Kerby Anderson
Congress will once again take up the issue of tax reform. Although many of us would love for our taxes to be easy to calculate and simple to file, we know that won’t happen in the near future. What can be done?
The editors of the Wall Street Journal published a few principles we can use to evaluate the current debate about tax reform. First, there should be a priority on growth. “After 12 years of a lackluster economy, or worse, tax reform’s overriding goal should be to lift annual GDP to 3% or more.”
Second, Congress should make cuts immediate. There is a temptation to phase-in tax cuts, but that delays any response as investors wait for lower rates in the future. George W. Bush learned that painful lesson with his 2001 tax cut and corrected it with his 2003 cuts, which were immediate.
Third, make tax reform permanent. Businesses “invest with a long tail” and won’t implement projects if lower rates may evaporate a few years from now. Again, this was a mistake George W. Bush made.

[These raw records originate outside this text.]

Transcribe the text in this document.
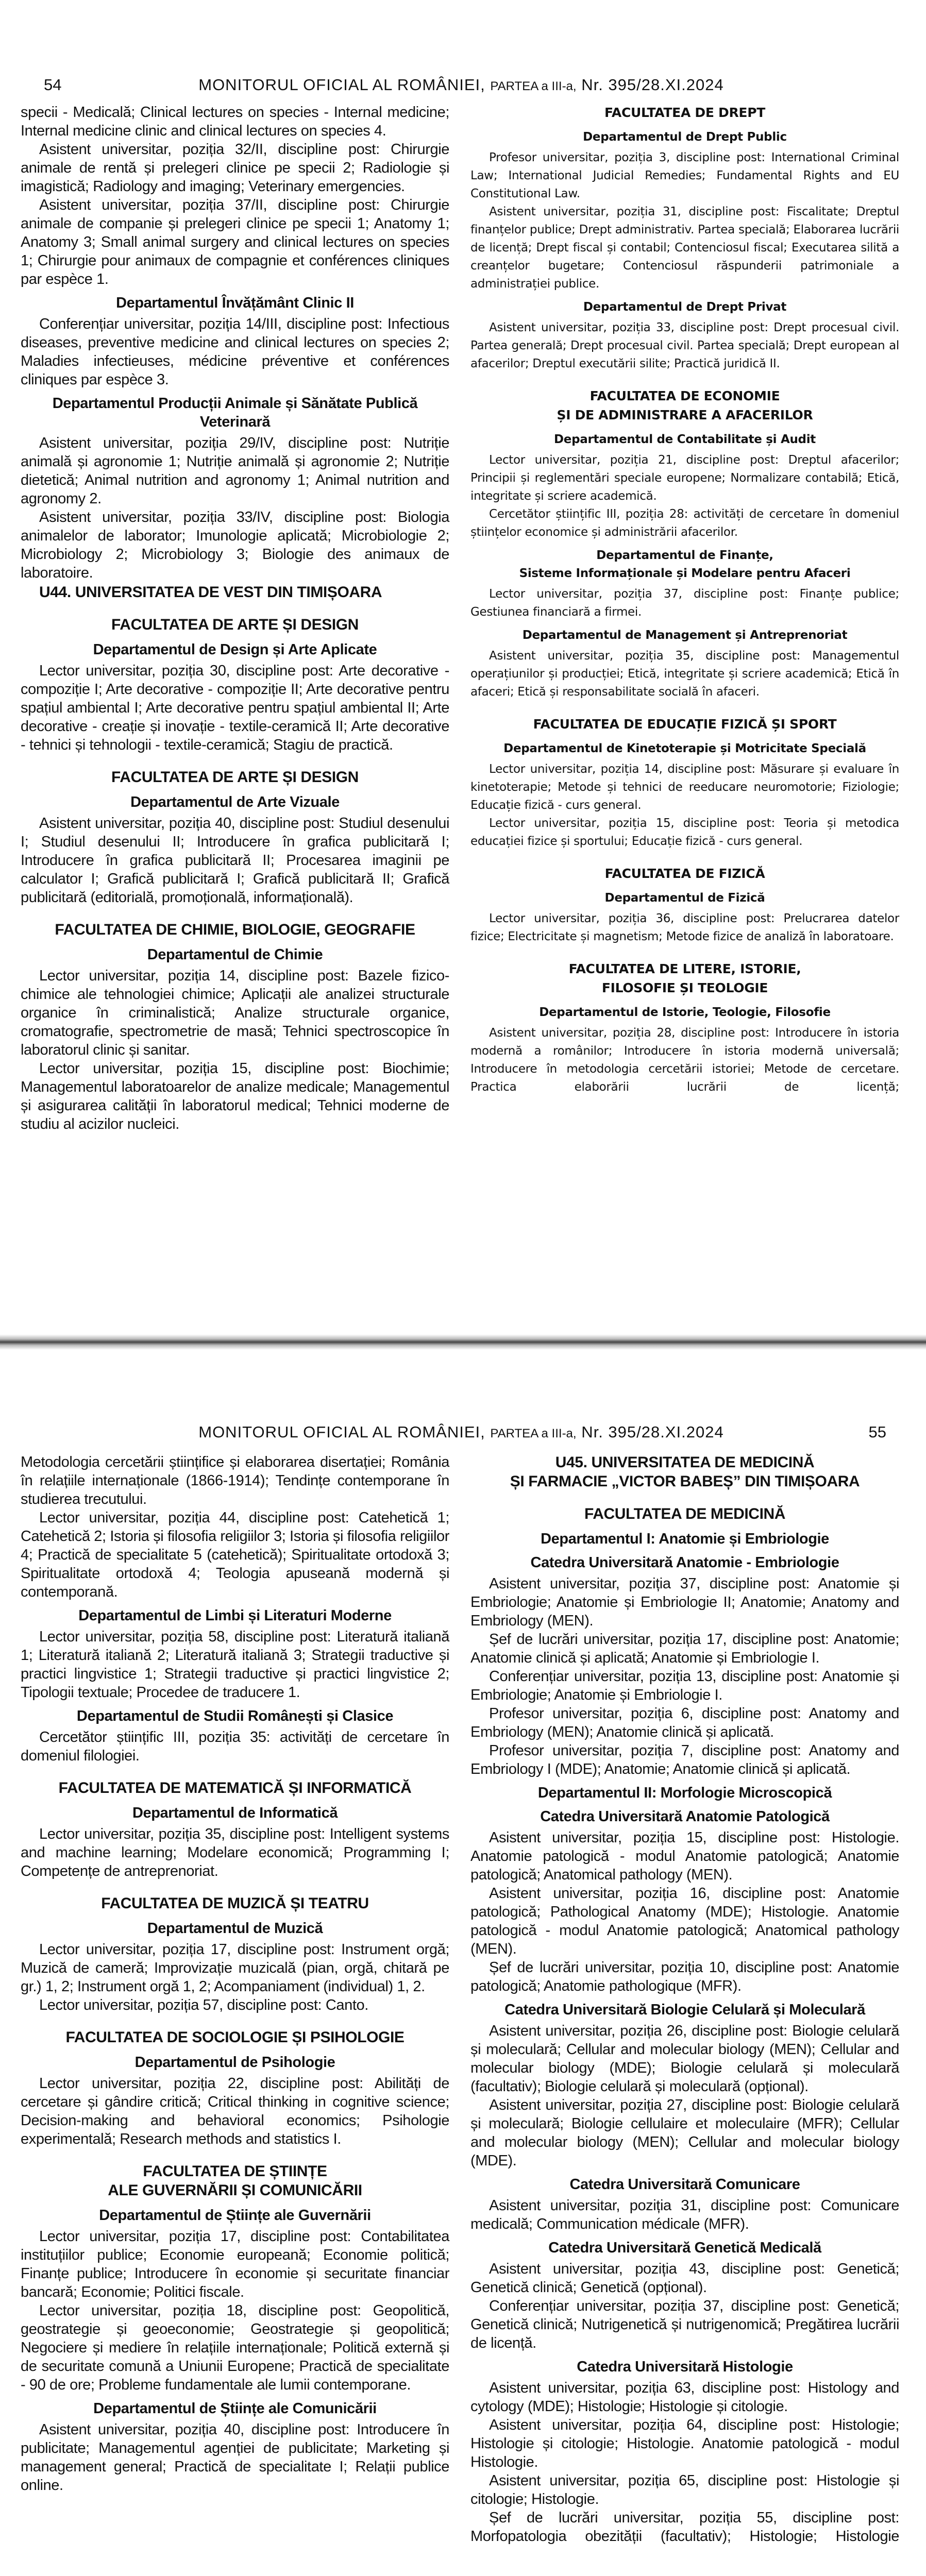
54	MONITORUL OFICIAL AL ROMÂNIEI, PARTEA a III-a, Nr. 395/28.XI.2024

specii - Medicală; Clinical lectures on species - Internal medicine; Internal medicine clinic and clinical lectures on species 4.

Asistent universitar, poziția 32/II, discipline post: Chirurgie animale de rentă și prelegeri clinice pe specii 2; Radiologie și imagistică; Radiology and imaging; Veterinary emergencies.

Asistent universitar, poziția 37/II, discipline post: Chirurgie animale de companie și prelegeri clinice pe specii 1; Anatomy 1; Anatomy 3; Small animal surgery and clinical lectures on species 1; Chirurgie pour animaux de compagnie et conférences cliniques par espèce 1.

Departamentul Învățământ Clinic II

Conferențiar universitar, poziția 14/III, discipline post: Infectious diseases, preventive medicine and clinical lectures on species 2; Maladies infectieuses, médicine préventive et conférences cliniques par espèce 3.

Departamentul Producții Animale și Sănătate Publică Veterinară

Asistent universitar, poziția 29/IV, discipline post: Nutriție animală și agronomie 1; Nutriție animală și agronomie 2; Nutriție dietetică; Animal nutrition and agronomy 1; Animal nutrition and agronomy 2.

Asistent universitar, poziția 33/IV, discipline post: Biologia animalelor de laborator; Imunologie aplicată; Microbiologie 2; Microbiology 2; Microbiology 3; Biologie des animaux de laboratoire.

U44. UNIVERSITATEA DE VEST DIN TIMIȘOARA
FACULTATEA DE ARTE ȘI DESIGN
Departamentul de Design și Arte Aplicate

Lector universitar, poziția 30, discipline post: Arte decorative - compoziție I; Arte decorative - compoziție II; Arte decorative pentru spațiul ambiental I; Arte decorative pentru spațiul ambiental II; Arte decorative - creație și inovație - textile-ceramică II; Arte decorative - tehnici și tehnologii - textile-ceramică; Stagiu de practică.

FACULTATEA DE ARTE ȘI DESIGN
Departamentul de Arte Vizuale

Asistent universitar, poziția 40, discipline post: Studiul desenului I; Studiul desenului II; Introducere în grafica publicitară I; Introducere în grafica publicitară II; Procesarea imaginii pe calculator I; Grafică publicitară I; Grafică publicitară II; Grafică publicitară (editorială, promoțională, informațională).

FACULTATEA DE CHIMIE, BIOLOGIE, GEOGRAFIE
Departamentul de Chimie

Lector universitar, poziția 14, discipline post: Bazele fizico-chimice ale tehnologiei chimice; Aplicații ale analizei structurale organice în criminalistică; Analize structurale organice, cromatografie, spectrometrie de masă; Tehnici spectroscopice în laboratorul clinic și sanitar.

Lector universitar, poziția 15, discipline post: Biochimie; Managementul laboratoarelor de analize medicale; Managementul și asigurarea calității în laboratorul medical; Tehnici moderne de studiu al acizilor nucleici.

FACULTATEA DE DREPT
Departamentul de Drept Public

Profesor universitar, poziția 3, discipline post: International Criminal Law; International Judicial Remedies; Fundamental Rights and EU Constitutional Law.

Asistent universitar, poziția 31, discipline post: Fiscalitate; Dreptul finanțelor publice; Drept administrativ. Partea specială; Elaborarea lucrării de licență; Drept fiscal și contabil; Contenciosul fiscal; Executarea silită a creanțelor bugetare; Contenciosul răspunderii patrimoniale a administrației publice.

Departamentul de Drept Privat

Asistent universitar, poziția 33, discipline post: Drept procesual civil. Partea generală; Drept procesual civil. Partea specială; Drept european al afacerilor; Dreptul executării silite; Practică juridică II.

FACULTATEA DE ECONOMIE
ȘI DE ADMINISTRARE A AFACERILOR
Departamentul de Contabilitate și Audit

Lector universitar, poziția 21, discipline post: Dreptul afacerilor; Principii și reglementări speciale europene; Normalizare contabilă; Etică, integritate și scriere academică.

Cercetător științific III, poziția 28: activități de cercetare în domeniul științelor economice și administrării afacerilor.

Departamentul de Finanțe,
Sisteme Informaționale și Modelare pentru Afaceri

Lector universitar, poziția 37, discipline post: Finanțe publice; Gestiunea financiară a firmei.

Departamentul de Management și Antreprenoriat

Asistent universitar, poziția 35, discipline post: Managementul operațiunilor și producției; Etică, integritate și scriere academică; Etică în afaceri; Etică și responsabilitate socială în afaceri.

FACULTATEA DE EDUCAȚIE FIZICĂ ȘI SPORT
Departamentul de Kinetoterapie și Motricitate Specială

Lector universitar, poziția 14, discipline post: Măsurare și evaluare în kinetoterapie; Metode și tehnici de reeducare neuromotorie; Fiziologie; Educație fizică - curs general.

Lector universitar, poziția 15, discipline post: Teoria și metodica educației fizice și sportului; Educație fizică - curs general.

FACULTATEA DE FIZICĂ
Departamentul de Fizică

Lector universitar, poziția 36, discipline post: Prelucrarea datelor fizice; Electricitate și magnetism; Metode fizice de analiză în laboratoare.

FACULTATEA DE LITERE, ISTORIE,
FILOSOFIE ȘI TEOLOGIE
Departamentul de Istorie, Teologie, Filosofie

Asistent universitar, poziția 28, discipline post: Introducere în istoria modernă a românilor; Introducere în istoria modernă universală; Introducere în metodologia cercetării istoriei; Metode de cercetare. Practica elaborării lucrării de licență;

MONITORUL OFICIAL AL ROMÂNIEI, PARTEA a III-a, Nr. 395/28.XI.2024	55

Metodologia cercetării științifice și elaborarea disertației; România în relațiile internaționale (1866-1914); Tendințe contemporane în studierea trecutului.

Lector universitar, poziția 44, discipline post: Catehetică 1; Catehetică 2; Istoria și filosofia religiilor 3; Istoria și filosofia religiilor 4; Practică de specialitate 5 (catehetică); Spiritualitate ortodoxă 3; Spiritualitate ortodoxă 4; Teologia apuseană modernă și contemporană.

Departamentul de Limbi și Literaturi Moderne

Lector universitar, poziția 58, discipline post: Literatură italiană 1; Literatură italiană 2; Literatură italiană 3; Strategii traductive și practici lingvistice 1; Strategii traductive și practici lingvistice 2; Tipologii textuale; Procedee de traducere 1.

Departamentul de Studii Românești și Clasice

Cercetător științific III, poziția 35: activități de cercetare în domeniul filologiei.

FACULTATEA DE MATEMATICĂ ȘI INFORMATICĂ
Departamentul de Informatică

Lector universitar, poziția 35, discipline post: Intelligent systems and machine learning; Modelare economică; Programming I; Competențe de antreprenoriat.

FACULTATEA DE MUZICĂ ȘI TEATRU
Departamentul de Muzică

Lector universitar, poziția 17, discipline post: Instrument orgă; Muzică de cameră; Improvizație muzicală (pian, orgă, chitară pe gr.) 1, 2; Instrument orgă 1, 2; Acompaniament (individual) 1, 2.

Lector universitar, poziția 57, discipline post: Canto.

FACULTATEA DE SOCIOLOGIE ȘI PSIHOLOGIE
Departamentul de Psihologie

Lector universitar, poziția 22, discipline post: Abilități de cercetare și gândire critică; Critical thinking in cognitive science; Decision-making and behavioral economics; Psihologie experimentală; Research methods and statistics I.

FACULTATEA DE ȘTIINȚE
ALE GUVERNĂRII ȘI COMUNICĂRII
Departamentul de Științe ale Guvernării

Lector universitar, poziția 17, discipline post: Contabilitatea instituțiilor publice; Economie europeană; Economie politică; Finanțe publice; Introducere în economie și securitate financiar bancară; Economie; Politici fiscale.

Lector universitar, poziția 18, discipline post: Geopolitică, geostrategie și geoeconomie; Geostrategie și geopolitică; Negociere și mediere în relațiile internaționale; Politică externă și de securitate comună a Uniunii Europene; Practică de specialitate - 90 de ore; Probleme fundamentale ale lumii contemporane.

Departamentul de Științe ale Comunicării

Asistent universitar, poziția 40, discipline post: Introducere în publicitate; Managementul agenției de publicitate; Marketing și management general; Practică de specialitate I; Relații publice online.

U45. UNIVERSITATEA DE MEDICINĂ
ȘI FARMACIE „VICTOR BABEȘ” DIN TIMIȘOARA
FACULTATEA DE MEDICINĂ
Departamentul I: Anatomie și Embriologie
Catedra Universitară Anatomie - Embriologie

Asistent universitar, poziția 37, discipline post: Anatomie și Embriologie; Anatomie și Embriologie II; Anatomie; Anatomy and Embriology (MEN).

Șef de lucrări universitar, poziția 17, discipline post: Anatomie; Anatomie clinică și aplicată; Anatomie și Embriologie I.

Conferențiar universitar, poziția 13, discipline post: Anatomie și Embriologie; Anatomie și Embriologie I.

Profesor universitar, poziția 6, discipline post: Anatomy and Embriology (MEN); Anatomie clinică și aplicată.

Profesor universitar, poziția 7, discipline post: Anatomy and Embriology I (MDE); Anatomie; Anatomie clinică și aplicată.

Departamentul II: Morfologie Microscopică
Catedra Universitară Anatomie Patologică

Asistent universitar, poziția 15, discipline post: Histologie. Anatomie patologică - modul Anatomie patologică; Anatomie patologică; Anatomical pathology (MEN).

Asistent universitar, poziția 16, discipline post: Anatomie patologică; Pathological Anatomy (MDE); Histologie. Anatomie patologică - modul Anatomie patologică; Anatomical pathology (MEN).

Șef de lucrări universitar, poziția 10, discipline post: Anatomie patologică; Anatomie pathologique (MFR).

Catedra Universitară Biologie Celulară și Moleculară

Asistent universitar, poziția 26, discipline post: Biologie celulară și moleculară; Cellular and molecular biology (MEN); Cellular and molecular biology (MDE); Biologie celulară și moleculară (facultativ); Biologie celulară și moleculară (opțional).

Asistent universitar, poziția 27, discipline post: Biologie celulară și moleculară; Biologie cellulaire et moleculaire (MFR); Cellular and molecular biology (MEN); Cellular and molecular biology (MDE).

Catedra Universitară Comunicare

Asistent universitar, poziția 31, discipline post: Comunicare medicală; Communication médicale (MFR).

Catedra Universitară Genetică Medicală

Asistent universitar, poziția 43, discipline post: Genetică; Genetică clinică; Genetică (opțional).

Conferențiar universitar, poziția 37, discipline post: Genetică; Genetică clinică; Nutrigenetică și nutrigenomică; Pregătirea lucrării de licență.

Catedra Universitară Histologie

Asistent universitar, poziția 63, discipline post: Histology and cytology (MDE); Histologie; Histologie și citologie.

Asistent universitar, poziția 64, discipline post: Histologie; Histologie și citologie; Histologie. Anatomie patologică - modul Histologie.

Asistent universitar, poziția 65, discipline post: Histologie și citologie; Histologie.

Șef de lucrări universitar, poziția 55, discipline post: Morfopatologia obezității (facultativ); Histologie; Histologie
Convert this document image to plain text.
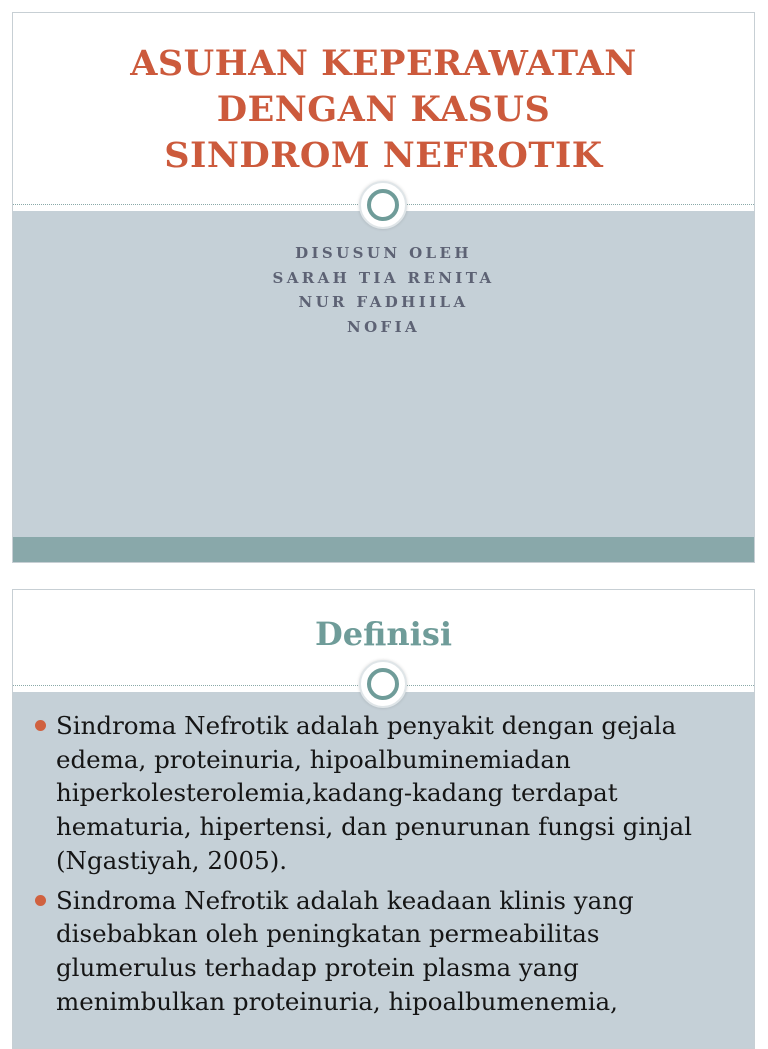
ASUHAN KEPERAWATAN
DENGAN KASUS
SINDROM NEFROTIK
DISUSUN OLEH
SARAH TIA RENITA
NUR FADHIILA
NOFIA
Definisi
Sindroma Nefrotik adalah penyakit dengan gejala edema, proteinuria, hipoalbuminemiadan hiperkolesterolemia,kadang-kadang terdapat hematuria, hipertensi, dan penurunan fungsi ginjal (Ngastiyah, 2005).
Sindroma Nefrotik adalah keadaan klinis yang disebabkan oleh peningkatan permeabilitas glumerulus terhadap protein plasma yang menimbulkan proteinuria, hipoalbumenemia,
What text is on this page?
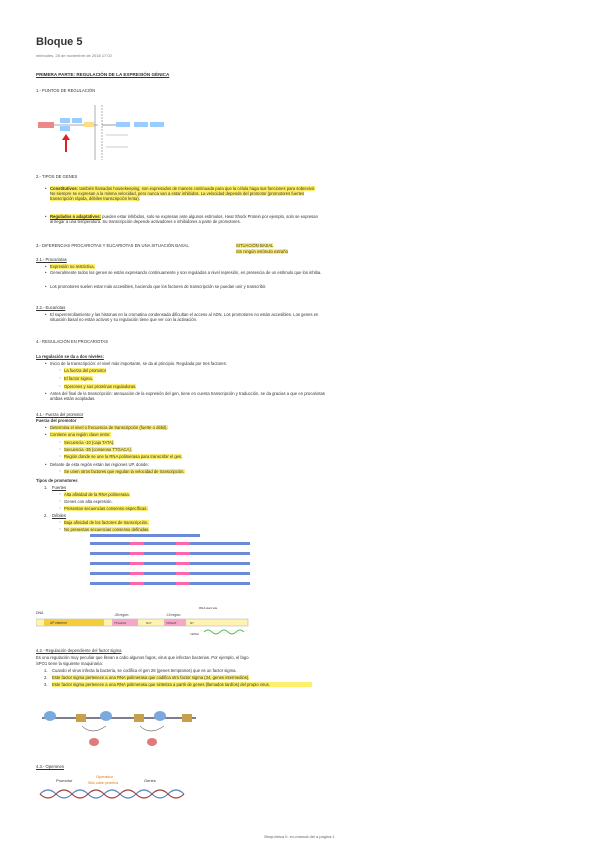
Bloque 5
miércoles, 28 de noviembre de 2018 17:02
PRIMERA PARTE: REGULACIÓN DE LA EXPRESIÓN GÉNICA
1.- PUNTOS DE REGULACIÓN
2.- TIPOS DE GENES
• Constitutivos: también llamados housekeeping, son expresados de manera continuada para que la célula haga sus funciones para sobrevivir. No siempre se expresan a la misma velocidad, pero nunca van a estar inhibidos. La velocidad depende del promotor (promotores fuertes transcripción rápida, débiles transcripción lenta).
• Regulados o adaptativos: pueden estar inhibidos, solo se expresan ante algunos estímulos. Heat Shock Protein por ejemplo, solo se expresan al llegar a una temperatura. Su transcripción depende activadores e inhibidores a parte de promotores.
3.- DIFERENCIAS PROCARIOTAS Y EUCARIOTAS EN UNA SITUACIÓN BASAL	SITUACIÓN BASAL
Sin ningún estímulo extraño
3.1.- Procariotas
• Expresión no restrictiva.
• Generalmente todos los genes se están expresando continuamente y son regulados a nivel represión, en presencia de un estímulo que los inhiba.
• Los promotores suelen estar más accesibles, haciendo que los factores de transcripción se puedan unir y transcribir.
3.2.- Eucariotas
• El superenrollamiento y las histonas en la cromatina condensada dificultan el acceso al ADN. Los promotores no están accesibles. Los genes en situación basal no están activos y su regulación tiene que ver con la activación.
4.- REGULACIÓN EN PROCARIOTAS
La regulación se da a dos niveles:
• Inicio de la transcripción: el nivel más importante, se da al principio. Regulada por tres factores:
○ La fuerza del promotor
○ El factor sigma.
○ Operones y sus proteínas reguladoras.
• Antes del final de la transcripción: atenuación de la expresión del gen, tiene en cuenta transcripción y traducción, se da gracias a que en procariotas ambas están acopladas.
4.1.- Fuerza del promotor
Fuerza del promotor
• Determina el nivel o frecuencia de transcripción (fuerte o débil).
• Contiene una región clave entre:
○ Secuencia -10 (caja TATA).
○ Secuencia -35 (consenso TTGACA).
○ Región donde se une la RNA polimerasa para transcribir el gen.
• Delante de esta región están las regiones UP, donde:
○ Se unen otros factores que regulan la velocidad de transcripción.
Tipos de promotores
1. Fuertes
○ Alta afinidad de la RNA polimerasa.
○ Genes con alta expresión.
○ Presentan secuencias consenso específicas.
2. Débiles
○ Baja afinidad de los factores de transcripción.
○ No presentan secuencias consenso definidas.
DNA	-35 region	-10 region
RNA start site
UP element	TTGACA	N17	TATAAT	N7
mRNA
4.2.- Regulación dependiente del factor sigma
Es una regulación muy peculiar que llevan a cabo algunos fagos, virus que infectan bacterias. Por ejemplo, el fago
SPO1 tiene la siguiente maquinaria:
1. Cuando el virus infecta la bacteria, se codifica el gen 28 (genes tempranos) que es un factor sigma.
2. Este factor sigma pertenece a una RNA polimerasa que codifica otro factor sigma (34, genes intermedios).
3. Este factor sigma pertenece a una RNA polimerasa que sintetiza a partir de genes (llamados tardíos) del propio virus.
4.3.- Operones
Promotor
Operador
Sitio unión proteína	Genes
Bioquímica II: ex-manual del a página 1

Fourth, tax reform should entail more than just tax cuts. Our current tax code has all sorts of subsidies for electric cars, real estate, and even racetracks. Ending these subsidies will actually pay for lower tax rates.
Finally, the editors recommend that Congress not fall into what they call “the deficit-neutral trap.” The Congressional Budget Office scores budgets. But it does not accurately take into account the economic reaction to changing tax rates. If you lower taxes, the CBO says you will lose tax revenue. But when you lower taxes, more people are likely to invest and you often end up with more tax revenue.
As Congress and the media discuss tax reform, it is worth remembering some of these principles. They will help you sort out some of the information and misinformation during the debate.